Но Клавка не отнимала от лица руки и молчала.
— Ну как же ты так, Васька… прямо в глаз! — сказала Варя.
— Что же я, целился в него, что ли? Надо подорожник приложить, — сказал Васька.
Подорожников ещё не было.
— Ну, чего ты смотришь? — сказала Варя. — Сейчас вот вздуется, как фонарь. Скорее надо холодное прикладывать… Давай, Васька, твой ремень.
Васька снял ремень, и Клавка приложила к ушибленному месту медную пряжку.
— Больно? — спросил Васька.
— Вот я тебе влеплю в глаз, тогда узнаешь, больно или не больно! — ответила Клавка.
Тут бы Васька тоже ей что-нибудь ответил, и пошло бы… Но в это время к ребятам подошёл Михаил Алексеевич:
— Кто же тебя так изукрасил?
Клавка отняла от глаза пряжку, и все увидели вокруг глаза синее кольцо.
— Васька, — сказала Клавка.
— Ну?
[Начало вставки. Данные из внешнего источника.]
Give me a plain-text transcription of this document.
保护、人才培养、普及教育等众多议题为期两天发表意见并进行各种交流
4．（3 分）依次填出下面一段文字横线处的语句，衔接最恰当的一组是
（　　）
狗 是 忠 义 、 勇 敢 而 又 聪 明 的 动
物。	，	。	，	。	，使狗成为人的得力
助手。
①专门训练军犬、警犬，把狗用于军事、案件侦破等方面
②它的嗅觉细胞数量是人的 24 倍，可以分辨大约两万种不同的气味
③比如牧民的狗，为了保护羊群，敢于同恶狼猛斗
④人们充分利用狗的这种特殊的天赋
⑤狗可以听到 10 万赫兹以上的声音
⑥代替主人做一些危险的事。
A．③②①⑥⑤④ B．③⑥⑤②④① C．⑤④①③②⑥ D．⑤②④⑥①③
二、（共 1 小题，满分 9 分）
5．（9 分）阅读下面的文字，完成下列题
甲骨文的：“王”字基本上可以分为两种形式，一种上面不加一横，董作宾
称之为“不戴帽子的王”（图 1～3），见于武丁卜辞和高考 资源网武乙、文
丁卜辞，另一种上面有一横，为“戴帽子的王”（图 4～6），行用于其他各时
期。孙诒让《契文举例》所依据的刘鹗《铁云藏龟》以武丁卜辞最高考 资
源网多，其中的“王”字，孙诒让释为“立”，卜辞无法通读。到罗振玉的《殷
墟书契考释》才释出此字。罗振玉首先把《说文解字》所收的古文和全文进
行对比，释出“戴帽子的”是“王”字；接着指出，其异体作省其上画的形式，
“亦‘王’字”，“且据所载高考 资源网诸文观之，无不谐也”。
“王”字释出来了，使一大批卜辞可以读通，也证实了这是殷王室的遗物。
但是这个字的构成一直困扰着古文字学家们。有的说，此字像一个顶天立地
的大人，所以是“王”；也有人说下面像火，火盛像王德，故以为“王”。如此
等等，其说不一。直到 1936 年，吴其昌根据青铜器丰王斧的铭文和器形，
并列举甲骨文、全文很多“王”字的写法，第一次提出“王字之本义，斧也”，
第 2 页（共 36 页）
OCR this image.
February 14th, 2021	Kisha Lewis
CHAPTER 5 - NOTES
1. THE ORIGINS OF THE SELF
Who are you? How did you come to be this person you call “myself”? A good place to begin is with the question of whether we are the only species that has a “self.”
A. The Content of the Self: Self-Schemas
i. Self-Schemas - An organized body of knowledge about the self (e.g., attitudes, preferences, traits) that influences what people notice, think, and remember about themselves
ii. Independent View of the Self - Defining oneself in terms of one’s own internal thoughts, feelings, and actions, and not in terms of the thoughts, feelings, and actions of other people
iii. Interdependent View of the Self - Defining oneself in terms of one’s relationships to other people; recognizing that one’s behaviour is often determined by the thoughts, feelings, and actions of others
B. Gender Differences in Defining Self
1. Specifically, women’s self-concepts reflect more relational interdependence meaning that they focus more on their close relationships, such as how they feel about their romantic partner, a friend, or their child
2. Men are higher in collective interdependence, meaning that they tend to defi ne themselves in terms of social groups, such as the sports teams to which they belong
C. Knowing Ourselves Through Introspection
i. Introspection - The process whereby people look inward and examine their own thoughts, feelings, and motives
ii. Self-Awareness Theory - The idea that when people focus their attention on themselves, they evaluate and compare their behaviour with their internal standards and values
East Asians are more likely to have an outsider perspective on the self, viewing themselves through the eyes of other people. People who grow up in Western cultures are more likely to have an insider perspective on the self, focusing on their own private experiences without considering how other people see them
А ты говоришь, что он не вояка. Ишь как воюет… Как же это у вас произошло?
— Не произошло, а он меня мячиком салил, — сказала Клавка. — Заживёт!
— Правильно, — сказал Чапурной, — заживёт.
Он сел с ребятами на скамейку и вынул из кармана конверт.
— Ну-с, почитаем, — сказал он и начал вслух читать письмо от Степана Михайловича Васе Жилину.
— «Здравствуй, Вася, и все ребята детского дома!» — читал Михаил Алексеевич.
Васька гордо поглядел на ребят. Ещё бы, письмо-то адресовано ему — Ваське Жилину.
— «Я поправляюсь, хожу с палочкой, но скоро буду ходить сам…» — сообщал Степан Михайлович.
— Ишь ты! Хочет ходить сам, — повторил Васька.
Степан Михайлович в письме поздравил ребят и воспитателей с наступающим праздником.
— На́, Василий, держи письмо и непременно напиши ответ, — сказал Чапурной. — Хороший, видно, человек Степан Михайлович.
Васька взял конверт и спрятал его за пазуху.
— Теперь рассказывай нам про Степана Михайловича. Рассказывай, а мы послушаем.
Васька молчал, у него язык будто отнялся.
— Ты про пожар расскажи, про лошадь! — подсказывали ребята.
— Как ружьё чистили, — шептал Коля Ведерников.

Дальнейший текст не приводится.